CVE-2022-3909 is a stored Cross-Site Scripting (XSS) vulnerability identified in the WordPress plugin "Add Comments" up to version 1.0.1. The vulnerability arises because the plugin fails to properly sanitize and escape certain settings inputs. This flaw allows users with high privileges, such as administrators, to inject malicious scripts that are stored persistently within the plugin's data. Notably, this vulnerability can be exploited even when the WordPress capability 'unfiltered_html' is disabled, such as in multisite environments, which typically restricts the ability to post unfiltered HTML content. The vulnerability is classified under CWE-79, indicating improper neutralization of input during web page generation. The CVSS v3.1 base score is 4.8 (medium severity), with vector AV:N/AC:L/PR:H/UI:R/S:C/C:L/I:L/A:N, meaning the attack can be launched remotely over the network with low attack complexity but requires high privileges and user interaction. The scope is changed (S:C), indicating that the vulnerability affects resources beyond the security scope of the vulnerable component. The impact affects confidentiality and integrity to a limited extent but does not affect availability. There are no known exploits in the wild, and no patches or updates have been linked yet. The vulnerability is significant because stored XSS can lead to session hijacking, privilege escalation, or further compromise of the WordPress site, especially when performed by an admin user who already has elevated rights. Since the plugin is not widely known and the vendor is unspecified, the exact prevalence is unclear, but WordPress remains a popular CMS in Europe, and many organizations use plugins to extend functionality, making this a relevant risk vector.
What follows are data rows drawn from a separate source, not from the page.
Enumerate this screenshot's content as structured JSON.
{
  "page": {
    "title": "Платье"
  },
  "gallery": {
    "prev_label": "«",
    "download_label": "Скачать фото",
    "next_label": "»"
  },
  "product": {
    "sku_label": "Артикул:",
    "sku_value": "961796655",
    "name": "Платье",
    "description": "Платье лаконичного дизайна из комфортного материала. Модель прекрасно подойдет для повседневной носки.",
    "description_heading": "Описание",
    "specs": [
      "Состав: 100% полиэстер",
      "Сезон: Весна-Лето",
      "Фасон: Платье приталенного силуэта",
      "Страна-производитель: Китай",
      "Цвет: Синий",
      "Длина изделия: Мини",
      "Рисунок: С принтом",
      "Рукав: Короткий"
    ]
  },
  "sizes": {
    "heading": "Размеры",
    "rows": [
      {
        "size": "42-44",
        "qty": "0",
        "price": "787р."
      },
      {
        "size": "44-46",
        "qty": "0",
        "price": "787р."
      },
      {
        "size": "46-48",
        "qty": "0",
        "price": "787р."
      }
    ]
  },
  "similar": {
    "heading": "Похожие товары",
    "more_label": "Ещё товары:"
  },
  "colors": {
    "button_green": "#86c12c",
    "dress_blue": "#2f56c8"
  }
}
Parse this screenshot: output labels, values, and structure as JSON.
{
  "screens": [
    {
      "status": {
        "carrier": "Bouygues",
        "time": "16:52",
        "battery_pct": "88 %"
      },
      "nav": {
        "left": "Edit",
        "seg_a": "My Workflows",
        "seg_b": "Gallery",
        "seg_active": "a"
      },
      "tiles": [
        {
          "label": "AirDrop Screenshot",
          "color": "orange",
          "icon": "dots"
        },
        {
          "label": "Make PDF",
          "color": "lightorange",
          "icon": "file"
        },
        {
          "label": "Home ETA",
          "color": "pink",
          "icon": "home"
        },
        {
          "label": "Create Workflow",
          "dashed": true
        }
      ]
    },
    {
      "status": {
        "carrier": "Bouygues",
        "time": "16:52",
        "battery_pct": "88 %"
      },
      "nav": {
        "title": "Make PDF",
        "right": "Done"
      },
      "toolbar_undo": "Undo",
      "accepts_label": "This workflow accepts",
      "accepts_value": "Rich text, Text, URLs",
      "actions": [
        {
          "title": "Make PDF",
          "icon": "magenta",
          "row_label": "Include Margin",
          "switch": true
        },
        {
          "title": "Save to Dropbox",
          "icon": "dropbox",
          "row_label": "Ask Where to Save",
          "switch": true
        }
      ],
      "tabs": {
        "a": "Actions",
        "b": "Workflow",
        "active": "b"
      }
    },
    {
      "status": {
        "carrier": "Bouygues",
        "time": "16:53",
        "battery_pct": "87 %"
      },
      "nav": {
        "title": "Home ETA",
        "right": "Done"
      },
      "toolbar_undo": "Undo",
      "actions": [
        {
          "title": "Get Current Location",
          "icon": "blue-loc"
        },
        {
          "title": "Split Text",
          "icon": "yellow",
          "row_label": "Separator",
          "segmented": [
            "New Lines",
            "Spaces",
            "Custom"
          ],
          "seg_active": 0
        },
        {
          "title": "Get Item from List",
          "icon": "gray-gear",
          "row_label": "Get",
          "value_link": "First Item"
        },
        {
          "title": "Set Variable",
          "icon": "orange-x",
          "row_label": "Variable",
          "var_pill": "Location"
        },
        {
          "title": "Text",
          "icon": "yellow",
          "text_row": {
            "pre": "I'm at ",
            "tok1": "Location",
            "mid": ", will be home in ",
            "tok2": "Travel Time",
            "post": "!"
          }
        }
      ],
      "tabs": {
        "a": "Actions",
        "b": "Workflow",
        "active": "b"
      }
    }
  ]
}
For European organizations using WordPress with the Add Comments plugin, this vulnerability poses a risk primarily to site integrity and confidentiality. An attacker with admin privileges could inject malicious scripts that execute in the context of other administrators or users, potentially leading to credential theft, unauthorized actions, or further malware deployment. In multisite setups common in enterprise or educational environments, the inability to rely on 'unfiltered_html' as a mitigation increases risk exposure. Although the vulnerability does not directly affect availability, the compromise of administrative accounts or data integrity could disrupt operations, damage reputation, and lead to compliance issues under GDPR if personal data is exposed or manipulated. Given the medium CVSS score and requirement for high privileges and user interaction, the threat is more relevant in insider threat scenarios or where admin credentials are compromised. However, the stored nature of the XSS means that once injected, the malicious payload can affect multiple users and persist over time, increasing potential impact. Organizations relying on WordPress for public-facing or internal portals should consider this a moderate risk that could be leveraged as part of a broader attack chain.

1. Immediate mitigation should include auditing WordPress installations to identify the presence of the Add Comments plugin and its version. 2. Since no official patch is linked, organizations should consider disabling or uninstalling the plugin until a secure update is available. 3. Restrict administrative access strictly to trusted personnel and enforce strong authentication mechanisms, such as multi-factor authentication (MFA), to reduce the risk of credential compromise. 4. Implement Content Security Policy (CSP) headers to limit the execution of unauthorized scripts in the browser context. 5. Regularly review and sanitize all plugin settings and inputs, especially those editable by administrators, to detect and remove any injected scripts. 6. Monitor logs and user activity for unusual behavior indicative of XSS exploitation attempts. 7. For multisite environments, review and tighten capability assignments and consider additional input validation layers at the application or web server level. 8. Engage with the WordPress security community or plugin developers to track the release of patches or updates addressing this vulnerability. 9. Educate administrators about the risks of stored XSS and safe content management practices to prevent inadvertent exploitation.